Just when the striped bass were starting to take hold, with good numbers of large fish settling into the area around Billingsgate Shoals, along comes a late-season winter-like nor’easter.
This has set us back. In the days following the storm on May 22 and 23, the striped bass were nowhere to be found, and we had 45- to 48-degree water across Cape Cod Bay.
It seems the mackerel were the only ones undeterred by the storm, as they remained thick in Provincetown Harbor. They are stacked up along the western edge and in the Horseshoe Cove.
The storm wreaked havoc on boats, too, and some owners are probably asking themselves how it got so bad so fast. Coastal storms are funny things. The way they track has a huge effect on both wind velocity and direction. When storms track close to the Cape and just west, with their counterclockwise rotations, we get south to southwest winds. If they wiggle a little to the east, we get northeast winds.

In this latest case, the prediction was for the wind to come out of the northeast with heavy rain. We can live with that. As deadly as winds from the northeast can be on the ocean side of the Outer Cape, they don’t have that same effect on the bay side. This is all about fetch length. Fetch is the distance traveled by wind across open water before it hits land. The higher the fetch, the more destructive the effects on land can be. In our harbor, the winds with the highest fetch are those from the southeast. Well, despite the prediction of northeast winds, this storm tracked differently, and we got southeast winds.
I have written many times in these pages that Provincetown is not a harbor of safe refuge unless you are either behind the breakwater or way up in the Horseshoe Cove. Everyone else is moored or anchored in what are essentially wide-open waters with fairly deep water very nearby. Many things can go wrong under these conditions.
Most recreational boats are not built to withstand the constant pounding that six-to-eight-foot waves can bring on for hours in a storm like this. The pressure is enormous on a boat’s cleat, the pennant line, and the chains, and even the staple in the mooring block can fail.

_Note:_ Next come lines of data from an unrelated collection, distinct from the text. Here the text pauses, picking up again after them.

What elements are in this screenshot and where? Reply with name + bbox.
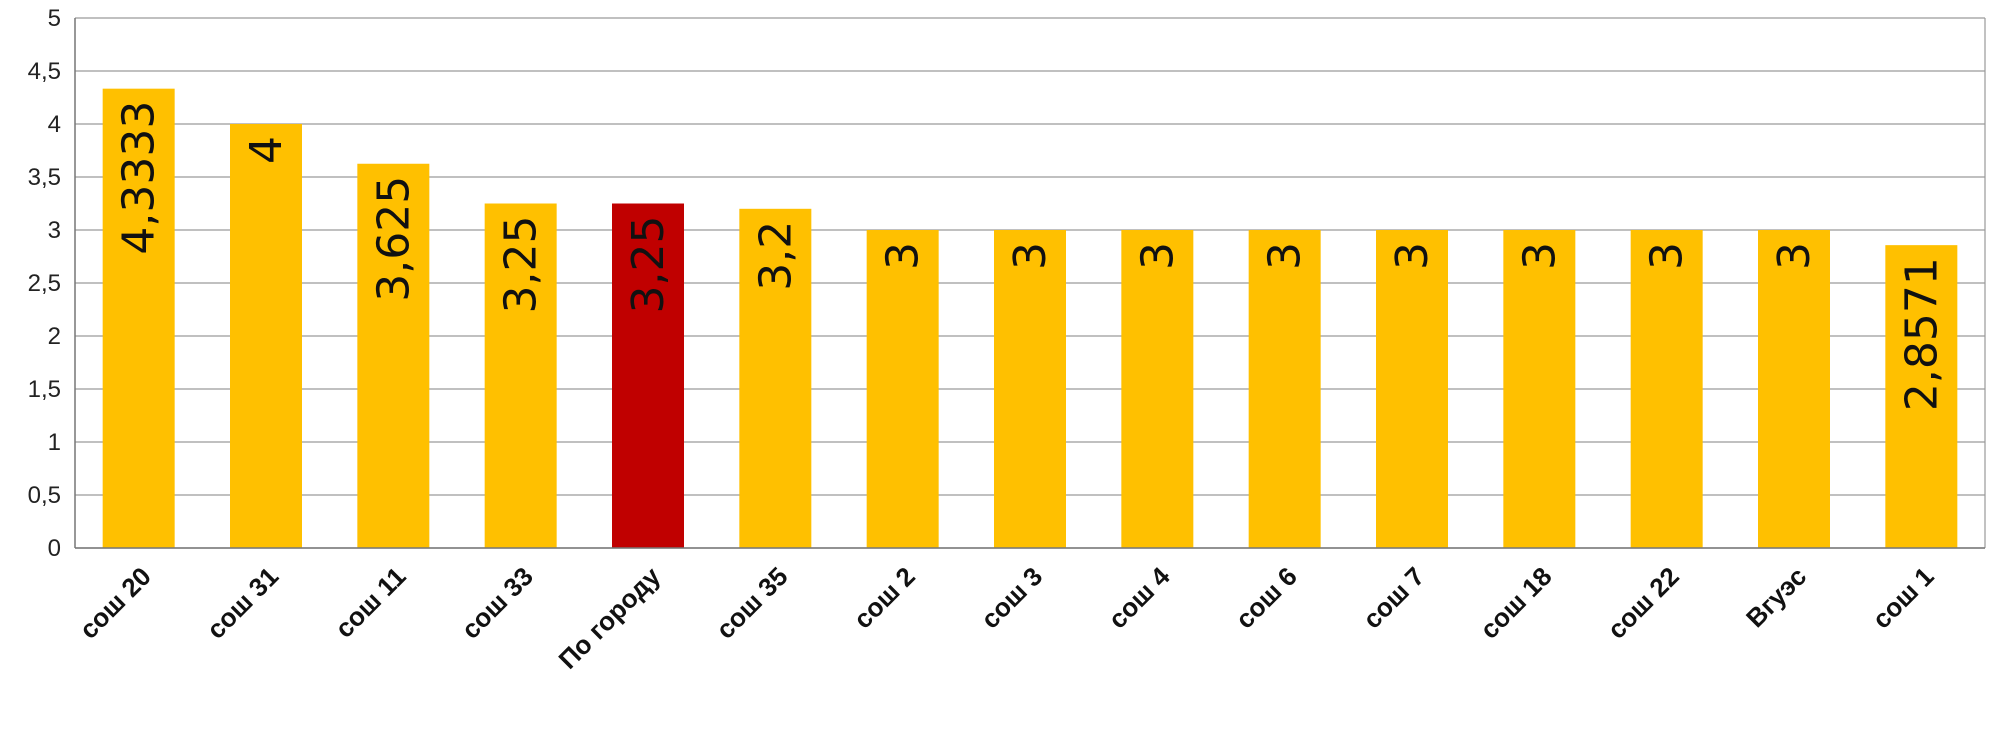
bar (994, 230, 1066, 548)
bar (1248, 230, 1321, 548)
data-label: 3 (1769, 242, 1820, 270)
bar (1885, 245, 1958, 548)
x-tick-label: сош 35 (710, 561, 794, 645)
bar (866, 230, 939, 548)
data-label: 3,2 (750, 221, 801, 291)
bar (1376, 230, 1448, 548)
x-tick-label: По городу (552, 561, 666, 675)
y-tick-label: 0 (48, 535, 61, 562)
y-tick-label: 2 (48, 323, 61, 350)
x-tick-label: сош 20 (73, 561, 157, 645)
data-label: 3,25 (496, 216, 547, 314)
data-label: 3 (1005, 242, 1056, 270)
y-tick-label: 3 (48, 217, 61, 244)
y-axis-tick-labels: 0 0,5 1 1,5 2 2,5 3 3,5 4 4,5 5 (28, 5, 61, 562)
y-tick-label: 5 (48, 5, 61, 32)
x-tick-label: сош 18 (1474, 561, 1558, 645)
y-tick-label: 3,5 (28, 164, 61, 191)
bar (484, 203, 557, 548)
x-tick-label: сош 33 (455, 561, 539, 645)
x-tick-label: сош 11 (329, 561, 412, 644)
bar (739, 208, 812, 549)
bar (102, 88, 175, 548)
data-label: 4,3333 (114, 101, 165, 255)
bar (230, 124, 302, 548)
data-label: 3,25 (623, 216, 674, 314)
y-tick-label: 4,5 (28, 58, 61, 85)
x-tick-label: сош 2 (848, 561, 921, 634)
x-tick-label: сош 3 (975, 561, 1048, 634)
bar (357, 163, 430, 548)
x-tick-label: сош 7 (1357, 561, 1430, 634)
bar (612, 203, 684, 548)
bar (1121, 230, 1194, 548)
y-tick-label: 1,5 (28, 376, 61, 403)
bars (102, 88, 1958, 549)
y-tick-label: 4 (48, 111, 61, 138)
bar (1630, 230, 1703, 548)
x-tick-label: сош 4 (1102, 561, 1176, 635)
data-labels: 4,3333 4 3,625 3,25 3,25 3,2 3 3 3 3 3 3 3 3 2,8571 (114, 101, 1948, 411)
x-tick-label: сош 31 (201, 561, 285, 645)
y-tick-label: 1 (48, 429, 61, 456)
data-label: 3 (1642, 242, 1693, 270)
bar (1503, 230, 1576, 548)
x-axis-tick-labels: сош 20 сош 31 сош 11 сош 33 По городу сош 35 с… (73, 561, 1939, 675)
data-label: 3,625 (368, 176, 419, 302)
data-label: 3 (1260, 242, 1311, 270)
y-tick-label: 0,5 (28, 482, 61, 509)
data-label: 3 (1132, 242, 1183, 270)
data-label: 3 (878, 242, 929, 270)
data-label: 4 (241, 136, 292, 164)
x-tick-label: сош 1 (1866, 561, 1939, 634)
x-tick-label: сош 6 (1230, 561, 1303, 634)
bar (1758, 230, 1830, 548)
data-label: 3 (1387, 242, 1438, 270)
x-tick-label: сош 22 (1601, 561, 1685, 645)
y-tick-label: 2,5 (28, 270, 61, 297)
data-label: 2,8571 (1896, 257, 1947, 411)
x-tick-label: Вгуэс (1740, 561, 1812, 633)
data-label: 3 (1514, 242, 1565, 270)
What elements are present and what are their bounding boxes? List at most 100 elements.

I should know. I was one of those who lived for 10 years out there on my boat. Despite all the precautions I took, going with sizes of chain and lines far bigger than I needed, in 2020 I had a mooring fail, and that sent my boat under the Coast Guard pier. It was totally destroyed.
I would normally come off my mooring and get a slip for the night when they called for heavy south or southeast winds, but in that case the winds came in much stronger than predicted.
Nine boats were lost in last week’s storm. That’s a high number, even for us. My advice to anyone with a boat on a mooring in our harbor is this: any time you hear of sustained south or southeast winds of 25 miles per hour or more, get your boat out of the water or rent a slip in the marina for the night. Better to be safe than sorry.